After deciding close calls on the field since 1876, baseball opens a high-tech control room in New York this weekend where the fates of batters, pitchers, runners and fielders will be decided by umpires up to 2,600 miles away.
Starting with the Los Angeles Dodgers’ game at the San Diego Padres on Sunday night, the U.S. opener of the 2014 season, players, managers and fans will turn their attention to the ROC — the Replay Operations Center.
In a room of just under 1,000 square feet, umpires and technicians will make the decisions that could decide games and championships.
More than $10 million has been spent wiring the 30 big league ballparks with Fiberlink cable that will transmit images from at least 12 cameras at every site. Major League Baseball said it will take just 400 milliseconds for each image to arrive at the ROC.
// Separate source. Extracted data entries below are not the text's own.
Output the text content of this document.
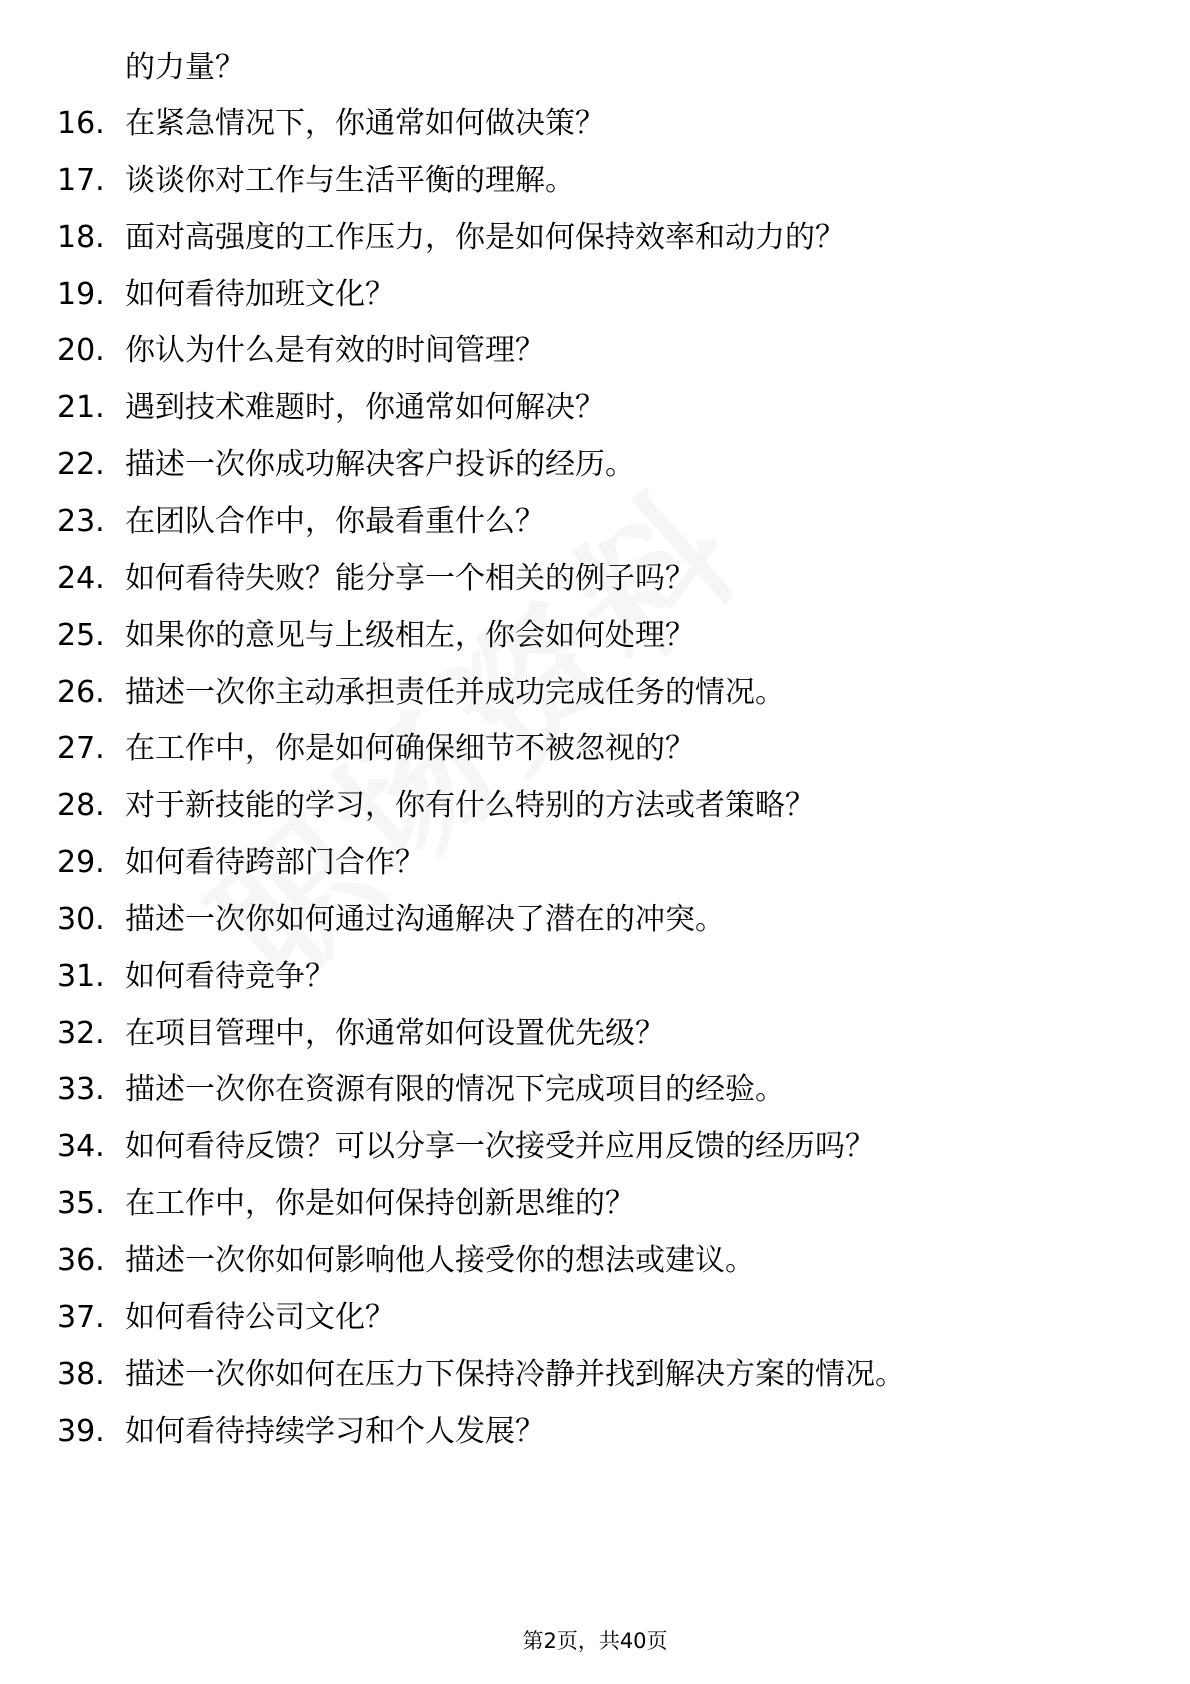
的力量？
16. 在紧急情况下，你通常如何做决策？
17. 谈谈你对工作与生活平衡的理解。
18. 面对高强度的工作压力，你是如何保持效率和动力的？
19. 如何看待加班文化？
20. 你认为什么是有效的时间管理？
21. 遇到技术难题时，你通常如何解决？
22. 描述一次你成功解决客户投诉的经历。
23. 在团队合作中，你最看重什么？
24. 如何看待失败？能分享一个相关的例子吗？
25. 如果你的意见与上级相左，你会如何处理？
26. 描述一次你主动承担责任并成功完成任务的情况。
27. 在工作中，你是如何确保细节不被忽视的？
28. 对于新技能的学习，你有什么特别的方法或者策略？
29. 如何看待跨部门合作？
30. 描述一次你如何通过沟通解决了潜在的冲突。
31. 如何看待竞争？
32. 在项目管理中，你通常如何设置优先级？
33. 描述一次你在资源有限的情况下完成项目的经验。
34. 如何看待反馈？可以分享一次接受并应用反馈的经历吗？
35. 在工作中，你是如何保持创新思维的？
36. 描述一次你如何影响他人接受你的想法或建议。
37. 如何看待公司文化？
38. 描述一次你如何在压力下保持冷静并找到解决方案的情况。
39. 如何看待持续学习和个人发展？
第2页，共40页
It’s an effort to prevent the type of botched calls that cost Detroit’s Armando Galarraga a perfect game in 2010.
“I’m happy for the managers,” said Joe Torre, an MLB executive vice president. “Maybe it will keep them from having one or two more sleepless nights if they are able to grab one and overturn it.”
Most valuable team
Forbes ranks the New York Yankees as baseball’s most valuable team for the 17th straight year. Forbes said Wednesday it estimates the Yankees are worth $2.5 billion, up 9 percent from last year. The Cleveland Indians are ranked 24th, with a value of $570 million. The Tampa Bay Rays, in 30th place, are valued at $485 million.
Royals: No concussion
Salvador Perez of the Kansas City Royals was hit in the helmet by a pitch and left the game in Peoria, Ariz., against San Diego. The Royals said Perez didn’t sustain a concussion. Perez relayed through the club that he’s “fine.” Last week, Perez hit the line drive that struck Cincinnati reliever Aroldis Chapman and caused facial fractures.